The tale of this election is that those candidates who are running against the “Establishment” are doing very well. There is obviously something to this, but it obscures the actual workings of American politics. Just for starters, Hilary Clinton won Nevada on Saturday propelled by African-American and Latino voters. Those voters would be surprised to learn that they are part of the Establishment. And, of course, except for some of them, they are not.
What people mean by the Establishment refers variously to the Washington Establishment, the Business Establishment, and the Media Establishment or all three. What this “description” slides over is that none of these Establishments are monolithic. Is there anyone who thinks that Washington is monolithic? The Media? More interesting is the claim that Business is the establishment. On this theory, Donald Trump is a narcissistic member of the Establishment, and I believe he is precisely that. Bernie Sanders (and many others before him) argues that the system is rigged because of our broken system of campaign finance giving the wealthy and big business undue power in government. I wholeheartedly agree. On this undifferentiated analysis, however, the common good could never emerge from the political process unless the interests of business and the public were fully aligned.

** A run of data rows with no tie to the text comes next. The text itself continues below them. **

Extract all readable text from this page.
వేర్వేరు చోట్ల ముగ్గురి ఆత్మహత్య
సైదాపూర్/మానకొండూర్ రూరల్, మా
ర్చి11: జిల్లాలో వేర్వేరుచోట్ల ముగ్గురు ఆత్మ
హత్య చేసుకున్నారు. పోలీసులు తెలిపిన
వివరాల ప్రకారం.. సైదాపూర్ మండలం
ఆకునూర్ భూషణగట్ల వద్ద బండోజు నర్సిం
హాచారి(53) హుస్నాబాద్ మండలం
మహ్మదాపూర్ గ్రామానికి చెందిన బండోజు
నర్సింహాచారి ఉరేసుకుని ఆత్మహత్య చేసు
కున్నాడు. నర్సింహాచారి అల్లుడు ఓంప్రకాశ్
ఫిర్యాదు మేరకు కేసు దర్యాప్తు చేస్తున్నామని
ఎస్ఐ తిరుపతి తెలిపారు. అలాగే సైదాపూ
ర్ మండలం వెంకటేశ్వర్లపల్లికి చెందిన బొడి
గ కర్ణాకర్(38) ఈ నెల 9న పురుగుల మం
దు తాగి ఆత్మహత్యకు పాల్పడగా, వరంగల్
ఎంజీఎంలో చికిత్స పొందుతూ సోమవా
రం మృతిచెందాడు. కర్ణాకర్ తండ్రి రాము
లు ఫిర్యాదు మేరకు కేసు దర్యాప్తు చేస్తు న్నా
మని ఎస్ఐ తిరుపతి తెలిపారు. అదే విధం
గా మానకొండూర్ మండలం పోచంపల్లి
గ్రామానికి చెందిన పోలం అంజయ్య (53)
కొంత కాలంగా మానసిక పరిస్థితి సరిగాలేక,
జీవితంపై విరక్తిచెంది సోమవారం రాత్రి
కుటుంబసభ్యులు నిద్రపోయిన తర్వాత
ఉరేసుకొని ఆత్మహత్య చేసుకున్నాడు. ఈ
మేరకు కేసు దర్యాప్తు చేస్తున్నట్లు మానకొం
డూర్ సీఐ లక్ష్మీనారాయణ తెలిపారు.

In fact, the common good can more often emerge than that analysis allows because the interests of business insofar as most legislation is concerned are not homogeneous. For example, with respect to the environment, the Democrats can expect to get money from solar interests, but not from oil. The Democrats can expect to get money from those business interests who would have a lot to gain if we invested in the infrastructure of the country as we surely should. If the media were to responsibly report on American politics, they would report on what businesses give money to what candidates and parties and why it is in their interests to do so.
I do not think this reporting is a substitute for a system in which the wealthy and those in business have no disproportionate access to political power; but loose talk about the Establishment obscures attention to the actual workings of power in American political life.